The Book of Saberhagen
- Cover of 1st edition
- Author: Fred Saberhagen
- Illustrator: Jack Gaughan
- Cover artist: Jack Gaughan
- Language: English
- Series: Book of ... series
- Genre: Science fiction
- Publisher: DAW Books
- Publication date: 1975
- Publication place: United States
- Media type: Print (paperback)
- Pages: 172
- ISBN: 0-87997-153-3
- OCLC: 1413849
- Preceded by: The Book of Fritz Leiber
- Followed by: The Book of Poul Anderson

= The Book of Saberhagen =

1975 collection of short stories and articles by Fred Saberhagen

The Book of Saberhagen is a collection of science fiction short stories by American author Fred Saberhagen.
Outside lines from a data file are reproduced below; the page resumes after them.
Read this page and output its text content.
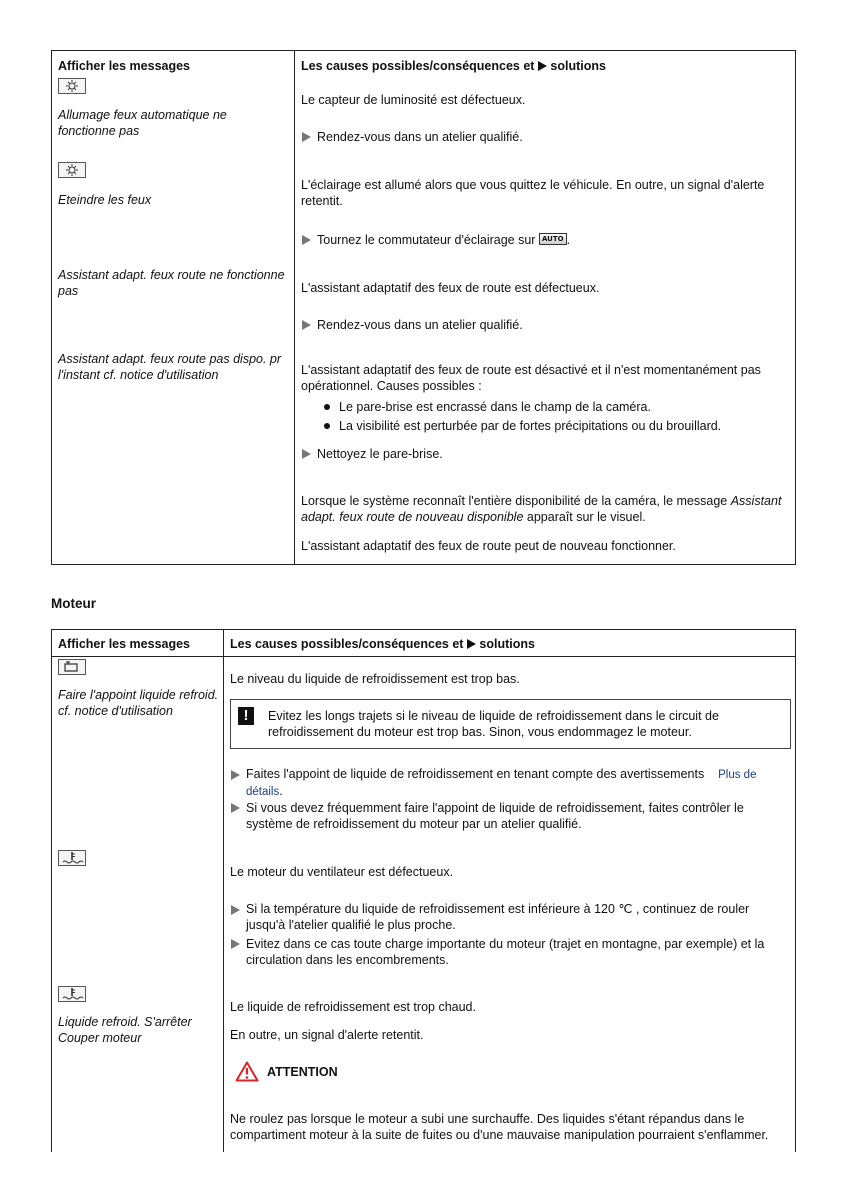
Afficher les messages	Les causes possibles/conséquences et solutions
Allumage feux automatique ne fonctionne pas
Le capteur de luminosité est défectueux.
Rendez-vous dans un atelier qualifié.
Eteindre les feux
L'éclairage est allumé alors que vous quittez le véhicule. En outre, un signal d'alerte retentit.
Tournez le commutateur d'éclairage sur AUTO .
Assistant adapt. feux route ne fonctionne pas	L'assistant adaptatif des feux de route est défectueux.
Rendez-vous dans un atelier qualifié.
Assistant adapt. feux route pas dispo. pr l'instant cf. notice d'utilisation	L'assistant adaptatif des feux de route est désactivé et il n'est momentanément pas opérationnel. Causes possibles :
Le pare-brise est encrassé dans le champ de la caméra.
La visibilité est perturbée par de fortes précipitations ou du brouillard.
Nettoyez le pare-brise.
Lorsque le système reconnaît l'entière disponibilité de la caméra, le message Assistant adapt. feux route de nouveau disponible apparaît sur le visuel.
L'assistant adaptatif des feux de route peut de nouveau fonctionner.
Moteur
Afficher les messages	Les causes possibles/conséquences et solutions
Faire l'appoint liquide refroid. cf. notice d'utilisation
Le niveau du liquide de refroidissement est trop bas.
!	Evitez les longs trajets si le niveau de liquide de refroidissement dans le circuit de refroidissement du moteur est trop bas. Sinon, vous endommagez le moteur.
Faites l'appoint de liquide de refroidissement en tenant compte des avertissements Plus de détails.
Si vous devez fréquemment faire l'appoint de liquide de refroidissement, faites contrôler le système de refroidissement du moteur par un atelier qualifié.
Le moteur du ventilateur est défectueux.
Si la température du liquide de refroidissement est inférieure à 120 ℃ , continuez de rouler jusqu'à l'atelier qualifié le plus proche.
Evitez dans ce cas toute charge importante du moteur (trajet en montagne, par exemple) et la circulation dans les encombrements.
Liquide refroid. S'arrêter Couper moteur
Le liquide de refroidissement est trop chaud.
En outre, un signal d'alerte retentit.
ATTENTION
Ne roulez pas lorsque le moteur a subi une surchauffe. Des liquides s'étant répandus dans le compartiment moteur à la suite de fuites ou d'une mauvaise manipulation pourraient s'enflammer.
It was first published in paperback by DAW Books in January 1975 as the eighth volume in its Book of ... series.

==Summary==
The collection consists of ten short works of fiction and a foreword, together with brief forewords to each story, by the author; the book includes a frontispiece by artist Jack Gaughan.

==Contents==
- "First a Word from the Author ..."
- "The Long Way Home" (short story, 1961)
- "Planeteer" (novelette, 1961)
- "Volume PAA-PYX" (short story, 1961)
- "Seven Doors to Education" (short story, 1961)
- "Deep Space" (short story, 1975)
- "Pressure" (Berserker series) (short story, 1967)
- "Starsong" (Berserker series) (short story, 1968)
- "Calendars" (short story, 974)
- "Young Girl at an Open Half-Door" (short story, 1968)
- "WHAT DO YOU WANT ME TO DO TO PROVE IM HUMAN STOP" (Berserker series) (short story, 1974)

==Reception==
Spider Robinson in Galaxy Science Fiction notes that "Saberhagen is a fine writer, largely and correctly famous for his Berserker cycle ... [b]ut only two [sic; three] of the ten tales in The Book of Saberhagen are about the Berserkers (two of the best in the series, incidentally)." Of the other stories, he notes that they "vary from fair to excellent, touching all bases in between." He singles out "Deep Space" as "an old favorite of mine" and "Starsong" as "particularly outstanding, a very short story that somehow manages to leave you with the impression that you've just read a novelette." He sums up the collection as "recommended for all Saberhagen fans, and especially for those who don't know him yet."